What you have is a form of non-statutory review.
1. Am I entitled to know this year if it is happening for my child?
I would have thought so, but hesitate to say at what point in time. (If there's anything in your child's school record about it, then you could certainly invoke the Data Protection Act.)
2. Is having the child's year 5 exercise books essential (we have them all at home)?
This depends entirely on how the review has been designed. Because it's a non-statutory process, KCC can make up whatever rules it wants.
(In Bucks, they refuse to look at exercise books at review.)
3. If the school does it, and the answer is still a fail, does this make a real appeal by me later in the year harder?
In some admission authorities, if you've had an unsuccessful review, they can argue that you've already been through a process that was 'fair, consistent & objective', and - if the panel agree there is evidence to substantiate this - then the appeal does not go on to consider any other issues.
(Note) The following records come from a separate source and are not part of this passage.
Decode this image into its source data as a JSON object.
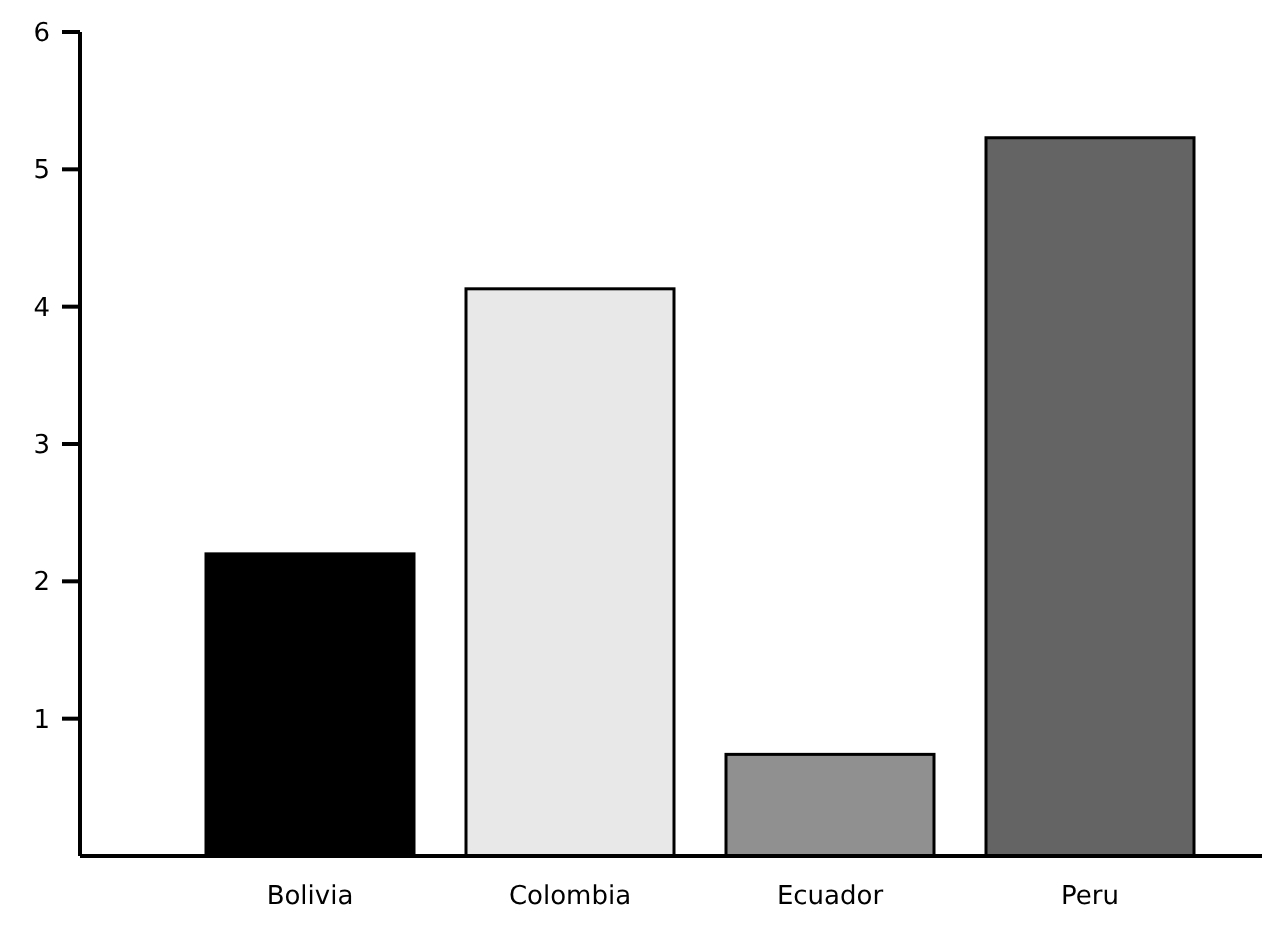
{
  "chart_data": {
    "type": "bar",
    "categories": [
      "Bolivia",
      "Colombia",
      "Ecuador",
      "Peru"
    ],
    "values": [
      2.2,
      4.13,
      0.74,
      5.23
    ],
    "colors": [
      "#000000",
      "#e8e8e8",
      "#909090",
      "#646464"
    ],
    "ylim": [
      0,
      6
    ],
    "yticks": [
      1,
      2,
      3,
      4,
      5,
      6
    ],
    "grid": false
  }
}
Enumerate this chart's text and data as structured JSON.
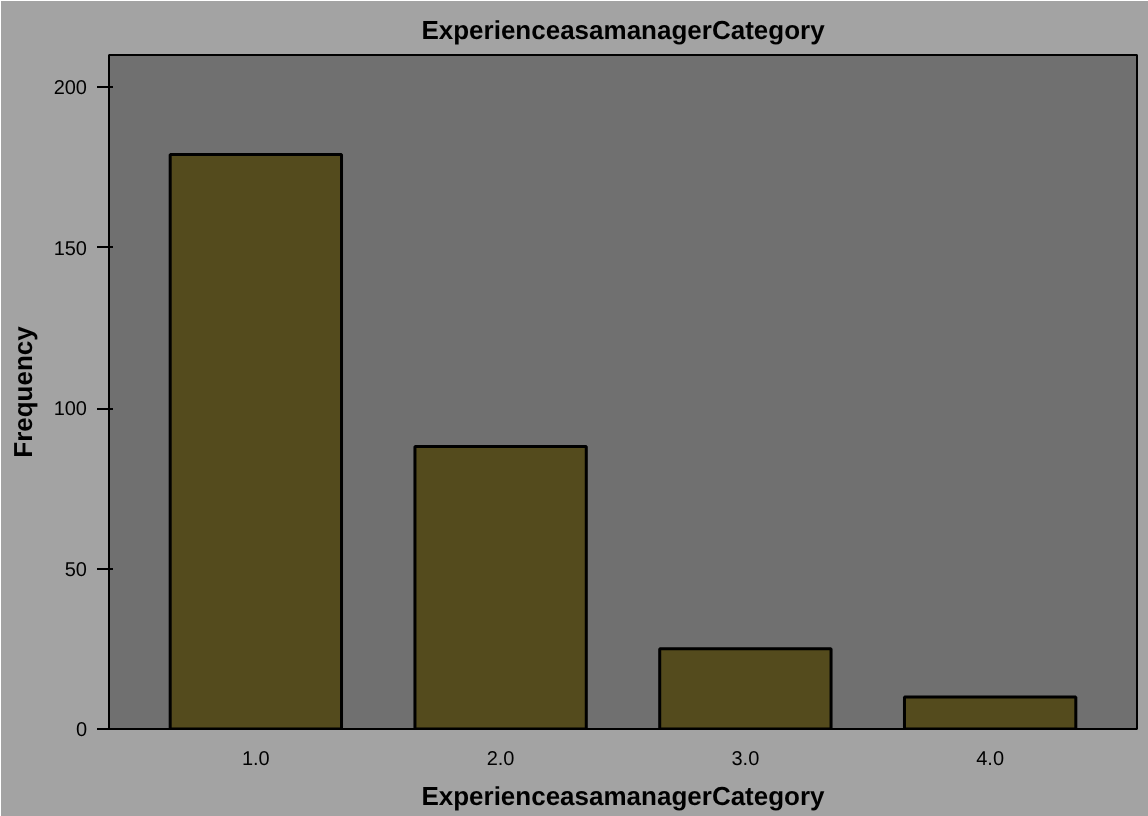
{
  "chart_data": {
    "type": "bar",
    "title": "ExperienceasamanagerCategory",
    "xlabel": "ExperienceasamanagerCategory",
    "ylabel": "Frequency",
    "categories": [
      "1.0",
      "2.0",
      "3.0",
      "4.0"
    ],
    "values": [
      179,
      88,
      25,
      10
    ],
    "color": "#544b1d",
    "ylim": [
      0,
      210
    ],
    "yticks": [
      0,
      50,
      100,
      150,
      200
    ],
    "grid": false
  }
}
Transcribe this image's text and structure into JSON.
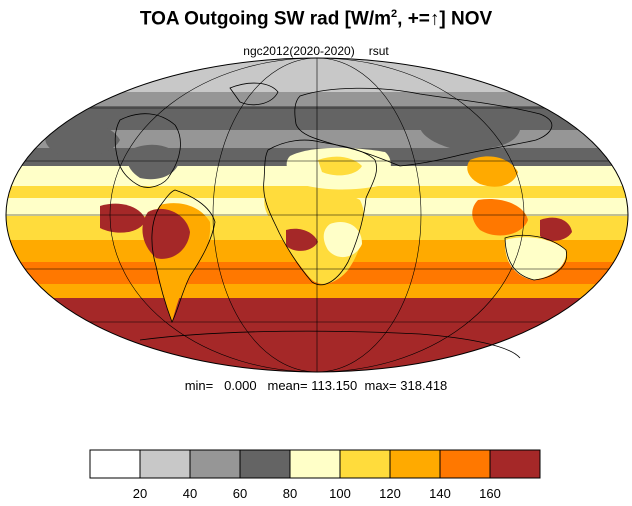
{
  "title": {
    "prefix": "TOA Outgoing SW rad [W/m",
    "sup": "2",
    "suffix": ", +=↑] NOV"
  },
  "subtitle": {
    "case": "ngc2012(2020-2020)",
    "variable": "rsut"
  },
  "stats": {
    "min_label": "min=",
    "min": "0.000",
    "mean_label": "mean=",
    "mean": "113.150",
    "max_label": "max=",
    "max": "318.418"
  },
  "colorbar": {
    "colors": [
      "#ffffff",
      "#c8c8c8",
      "#969696",
      "#646464",
      "#ffffc8",
      "#ffdc3c",
      "#ffaa00",
      "#ff7800",
      "#a52828"
    ],
    "tick_labels": [
      "20",
      "40",
      "60",
      "80",
      "100",
      "120",
      "140",
      "160"
    ]
  },
  "map": {
    "projection": "Mollweide",
    "graticule": true,
    "coastlines": true
  }
}
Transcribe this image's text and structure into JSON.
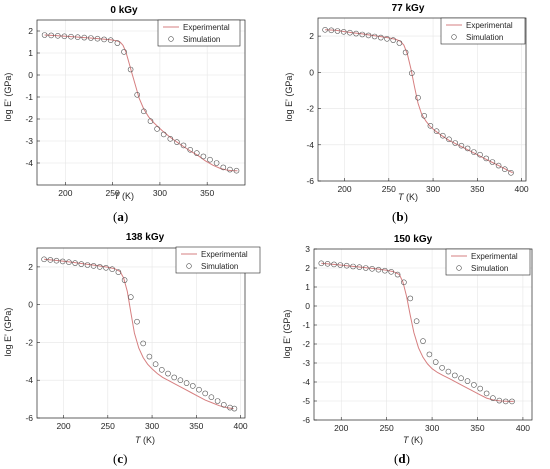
{
  "colors": {
    "experimental": "#d67f80",
    "simulation": "#555555",
    "grid": "#e6e6e6",
    "axis": "#262626"
  },
  "chart_data": [
    {
      "type": "line",
      "title": "0 kGy",
      "caption": {
        "open": "(",
        "letter": "a",
        "close": ")"
      },
      "xlabel": {
        "var": "T",
        "unit": " (K)"
      },
      "ylabel": "log E' (GPa)",
      "xlim": [
        170,
        390
      ],
      "ylim": [
        -5,
        2.5
      ],
      "xticks": [
        200,
        250,
        300,
        350
      ],
      "yticks": [
        -4,
        -3,
        -2,
        -1,
        0,
        1,
        2
      ],
      "grid": true,
      "legend": {
        "position": "top-right",
        "entries": [
          "Experimental",
          "Simulation"
        ]
      },
      "series": [
        {
          "name": "Experimental",
          "style": "line",
          "x": [
            178,
            190,
            200,
            210,
            220,
            230,
            240,
            248,
            254,
            258,
            261,
            264,
            267,
            270,
            274,
            278,
            283,
            288,
            293,
            298,
            303,
            310,
            318,
            325,
            332,
            340,
            348,
            356,
            364,
            372,
            378,
            382
          ],
          "y": [
            1.82,
            1.79,
            1.76,
            1.73,
            1.7,
            1.67,
            1.63,
            1.6,
            1.56,
            1.49,
            1.35,
            1.05,
            0.6,
            0.15,
            -0.45,
            -1.05,
            -1.55,
            -1.9,
            -2.15,
            -2.35,
            -2.55,
            -2.8,
            -3.05,
            -3.25,
            -3.45,
            -3.65,
            -3.9,
            -4.1,
            -4.25,
            -4.33,
            -4.35,
            -4.35
          ]
        },
        {
          "name": "Simulation",
          "style": "markers",
          "x": [
            178,
            185,
            192,
            199,
            206,
            213,
            220,
            227,
            234,
            241,
            248,
            255,
            262,
            269,
            276,
            283,
            290,
            297,
            304,
            311,
            318,
            325,
            332,
            339,
            346,
            353,
            360,
            367,
            374,
            381
          ],
          "y": [
            1.82,
            1.8,
            1.78,
            1.76,
            1.74,
            1.72,
            1.7,
            1.68,
            1.65,
            1.62,
            1.58,
            1.45,
            1.05,
            0.25,
            -0.9,
            -1.65,
            -2.1,
            -2.45,
            -2.7,
            -2.9,
            -3.05,
            -3.2,
            -3.4,
            -3.55,
            -3.7,
            -3.85,
            -4.0,
            -4.2,
            -4.3,
            -4.35
          ]
        }
      ]
    },
    {
      "type": "line",
      "title": "77 kGy",
      "caption": {
        "open": "(",
        "letter": "b",
        "close": ")"
      },
      "xlabel": {
        "var": "T",
        "unit": " (K)"
      },
      "ylabel": "log E' (GPa)",
      "xlim": [
        170,
        405
      ],
      "ylim": [
        -6,
        3
      ],
      "xticks": [
        200,
        250,
        300,
        350,
        400
      ],
      "yticks": [
        -6,
        -4,
        -2,
        0,
        2
      ],
      "grid": true,
      "legend": {
        "position": "top-right",
        "entries": [
          "Experimental",
          "Simulation"
        ]
      },
      "series": [
        {
          "name": "Experimental",
          "style": "line",
          "x": [
            178,
            190,
            200,
            210,
            220,
            230,
            240,
            250,
            258,
            263,
            267,
            271,
            275,
            279,
            283,
            287,
            292,
            297,
            303,
            310,
            318,
            326,
            334,
            342,
            350,
            358,
            366,
            374,
            382,
            390
          ],
          "y": [
            2.35,
            2.32,
            2.25,
            2.18,
            2.12,
            2.05,
            1.98,
            1.9,
            1.82,
            1.72,
            1.5,
            1.0,
            0.2,
            -0.8,
            -1.7,
            -2.3,
            -2.7,
            -3.0,
            -3.25,
            -3.5,
            -3.75,
            -3.95,
            -4.15,
            -4.35,
            -4.55,
            -4.75,
            -4.95,
            -5.15,
            -5.35,
            -5.55
          ]
        },
        {
          "name": "Simulation",
          "style": "markers",
          "x": [
            178,
            185,
            192,
            199,
            206,
            213,
            220,
            227,
            234,
            241,
            248,
            255,
            262,
            269,
            276,
            283,
            290,
            297,
            304,
            311,
            318,
            325,
            332,
            339,
            346,
            353,
            360,
            367,
            374,
            381,
            388
          ],
          "y": [
            2.35,
            2.32,
            2.28,
            2.24,
            2.19,
            2.14,
            2.09,
            2.04,
            1.98,
            1.92,
            1.85,
            1.78,
            1.62,
            1.1,
            -0.05,
            -1.4,
            -2.4,
            -2.95,
            -3.25,
            -3.5,
            -3.7,
            -3.9,
            -4.05,
            -4.2,
            -4.4,
            -4.55,
            -4.75,
            -4.95,
            -5.15,
            -5.35,
            -5.55
          ]
        }
      ]
    },
    {
      "type": "line",
      "title": "138 kGy",
      "caption": {
        "open": "(",
        "letter": "c",
        "close": ")"
      },
      "xlabel": {
        "var": "T",
        "unit": " (K)"
      },
      "ylabel": "log E' (GPa)",
      "xlim": [
        170,
        405
      ],
      "ylim": [
        -6,
        3
      ],
      "xticks": [
        200,
        250,
        300,
        350,
        400
      ],
      "yticks": [
        -6,
        -4,
        -2,
        0,
        2
      ],
      "grid": true,
      "legend": {
        "position": "top-right",
        "entries": [
          "Experimental",
          "Simulation"
        ]
      },
      "series": [
        {
          "name": "Experimental",
          "style": "line",
          "x": [
            178,
            190,
            200,
            210,
            220,
            230,
            240,
            250,
            258,
            264,
            268,
            272,
            276,
            280,
            285,
            290,
            295,
            300,
            306,
            312,
            320,
            328,
            336,
            344,
            352,
            360,
            368,
            376,
            384,
            392
          ],
          "y": [
            2.4,
            2.35,
            2.3,
            2.25,
            2.18,
            2.12,
            2.05,
            1.98,
            1.9,
            1.75,
            1.4,
            0.7,
            -0.4,
            -1.5,
            -2.3,
            -2.8,
            -3.15,
            -3.4,
            -3.65,
            -3.85,
            -4.05,
            -4.25,
            -4.45,
            -4.65,
            -4.85,
            -5.05,
            -5.2,
            -5.35,
            -5.45,
            -5.5
          ]
        },
        {
          "name": "Simulation",
          "style": "markers",
          "x": [
            178,
            185,
            192,
            199,
            206,
            213,
            220,
            227,
            234,
            241,
            248,
            255,
            262,
            269,
            276,
            283,
            290,
            297,
            304,
            311,
            318,
            325,
            332,
            339,
            346,
            353,
            360,
            367,
            374,
            381,
            388,
            393
          ],
          "y": [
            2.4,
            2.37,
            2.33,
            2.29,
            2.25,
            2.2,
            2.15,
            2.1,
            2.05,
            2.0,
            1.95,
            1.88,
            1.72,
            1.3,
            0.4,
            -0.9,
            -2.05,
            -2.75,
            -3.15,
            -3.45,
            -3.65,
            -3.85,
            -4.0,
            -4.15,
            -4.3,
            -4.5,
            -4.7,
            -4.9,
            -5.1,
            -5.3,
            -5.45,
            -5.5
          ]
        }
      ]
    },
    {
      "type": "line",
      "title": "150 kGy",
      "caption": {
        "open": "(",
        "letter": "d",
        "close": ")"
      },
      "xlabel": {
        "var": "T",
        "unit": " (K)"
      },
      "ylabel": "log E' (GPa)",
      "xlim": [
        170,
        410
      ],
      "ylim": [
        -6,
        3
      ],
      "xticks": [
        200,
        250,
        300,
        350,
        400
      ],
      "yticks": [
        -6,
        -5,
        -4,
        -3,
        -2,
        -1,
        0,
        1,
        2,
        3
      ],
      "grid": true,
      "legend": {
        "position": "top-right",
        "entries": [
          "Experimental",
          "Simulation"
        ]
      },
      "series": [
        {
          "name": "Experimental",
          "style": "line",
          "x": [
            178,
            190,
            200,
            210,
            220,
            230,
            240,
            250,
            258,
            264,
            268,
            272,
            276,
            280,
            285,
            290,
            295,
            300,
            306,
            312,
            320,
            328,
            336,
            344,
            352,
            360,
            368,
            376,
            384,
            390
          ],
          "y": [
            2.25,
            2.2,
            2.15,
            2.1,
            2.05,
            2.0,
            1.95,
            1.88,
            1.8,
            1.65,
            1.25,
            0.5,
            -0.5,
            -1.4,
            -2.2,
            -2.7,
            -3.05,
            -3.3,
            -3.5,
            -3.65,
            -3.85,
            -4.05,
            -4.25,
            -4.45,
            -4.65,
            -4.85,
            -4.95,
            -5.0,
            -5.02,
            -5.02
          ]
        },
        {
          "name": "Simulation",
          "style": "markers",
          "x": [
            178,
            185,
            192,
            199,
            206,
            213,
            220,
            227,
            234,
            241,
            248,
            255,
            262,
            269,
            276,
            283,
            290,
            297,
            304,
            311,
            318,
            325,
            332,
            339,
            346,
            353,
            360,
            367,
            374,
            381,
            388
          ],
          "y": [
            2.25,
            2.22,
            2.19,
            2.16,
            2.12,
            2.08,
            2.04,
            2.0,
            1.96,
            1.91,
            1.86,
            1.8,
            1.65,
            1.25,
            0.4,
            -0.8,
            -1.85,
            -2.55,
            -2.95,
            -3.25,
            -3.45,
            -3.65,
            -3.8,
            -3.95,
            -4.15,
            -4.35,
            -4.6,
            -4.85,
            -4.98,
            -5.02,
            -5.02
          ]
        }
      ]
    }
  ]
}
Fortunately, unless there's been a change, the 'fair, consistent & objective' hurdle is not
used in Kent.
It's not impossible that an individual panel member could note you've already been through an unsuccessful review, and give a bit of weight to it, but I have reservations about this approach because the Appeals Code clearly sets out the procedure to be followed where 'fair, consistent & objective' is not
"3.13 An appeal panel may be asked to consider an appeal where the appellant believes that the child did not perform at their best on the day of the entrance test. In such cases:
a) where a local review process has not been applied, the panel must only uphold the appeal if it is satisfied:
i) that there is evidence to demonstrate that the child is of the required academic standards, for example, school reports giving Year 5/Year 6 SAT results or a letter of support from their current or previous school clearly indicating why the child is considered to be of grammar school
ii) where applicable, that the appellant’s arguments outweigh the admission authority’s case that admission of additional children would cause prejudice."
In so far as one can generalise, my feeling is that most appeal panels would
take a completely fresh look at your case, and judge it strictly on the basis of the arguments and evidence you put forward.